Most MMT economists advocate doing away with Treasury bonds altogether. Or at least limiting their issuance to something like 3-month bonds catered to individual savers and barring institutional investors. MMT shows that Treasury bond issuance is a totally superfluous operational relic which today functions mainly to line the pockets of the already-wealthy. There is no need for the government to “borrow” back money it has already created. This is mere legal convention due to the mandate that the Treasury General Account (TGA) at the Fed maintain a positive balance.
Perhaps you can tell me what “sufficiently” employed labor looks like? The Federal Reserve just gave up trying. There are idle physical resources in the economy; I’m not assuming otherwise. Maybe those retirees’ appetite for golf clubs exactly lines up with a bunch of between-jobs golf club assemblers, who get tidily slurped off their couches. But that would be an astonishing coincidence.
The Fed does not have the capacity to employ labor because it does not have the authority to create net USD (spend) on its own. All it can do besides setting interest rates is accept collateral in exchange for liquidity. But this is just a financial asset swap, not a net injection of new financial assets. The authority to create money lies with the Congress, as outlined in the Constitution.
The MMT solution to idle labor is the Federal Jobs Guarantee (FJG). The FJG is a federally funded fixed-wage jobs guarantee program that eliminates involuntary unemployment.

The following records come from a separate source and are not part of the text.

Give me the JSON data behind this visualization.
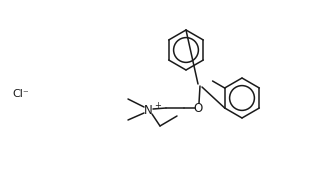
{
  "background_color": "#ffffff",
  "line_color": "#1a1a1a",
  "line_width": 1.1,
  "font_size": 7.5,
  "font_size_small": 6.0,
  "Cl_text": "Cl⁻",
  "N_text": "N",
  "O_text": "O",
  "plus_text": "+",
  "figw": 3.2,
  "figh": 1.82,
  "dpi": 100
}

The FJG wage is the de facto minimum wage and serves as an inflation and labor price anchor as the Federal government hires out of the fixed-price sector during economic expansion and offloads labor to the program during contractions. This model displaces the Philips Curve and Non-Accelerating Inflation Rate of Unemployment (NAIRU), both of which assume there is some natural and inevitable tradeoff between unemployment and inflation.
Current Fed operations rely on these faulty theoretical frameworks. Mosler describes this as (and I’m paraphrasing here) “trying to drive a car from the passenger seat with a wheel that’s not connected to anything”. There’s no evidence that cutting the fed funds rate decreases unemployment or increases inflation. The reasons for this are obvious to anyone with an understanding of MMT. It may even be the case that cutting the bank rate increases unemployment since decreased interest on excess reserves and lower Treasury yields decreases the creation of net financial assets and thereby decreases aggregate demand.
Idle resources are idle for reasons. The homeless guy or the waitress in the restaurant government closed can’t suddenly turn into a cruise operator or an architect. Retirees will buy things that were mostly already in demand by the younger and poorer. Every government check shifts physical resources and creates both winners and losers.
Idle resources and labor are indeed idle for a reason, and that is because the financial assets necessary to employ them either do not exist or are not held by those in a position to spend them productively. The government has the capacity to employ all available real resources and labor not employed by the private sector. Further, the private sector depends on the government to provide the net financial assets in the common exchange unit of account in order to accommodate its savings desires. There is no monetary economy without the power of the central authority to 1) issue its tokens and 2) enforce coercive fines, fees, and tax liabilities. This is true of all developed civilizations to date and is crystallized under the current monetary regime.
The point of MMT is to show that the government is never subject to a financial spending constraint since it is the sole and sovereign issuer of the currency. The actual inflationary spending constraint is the real resources and labor available for employment.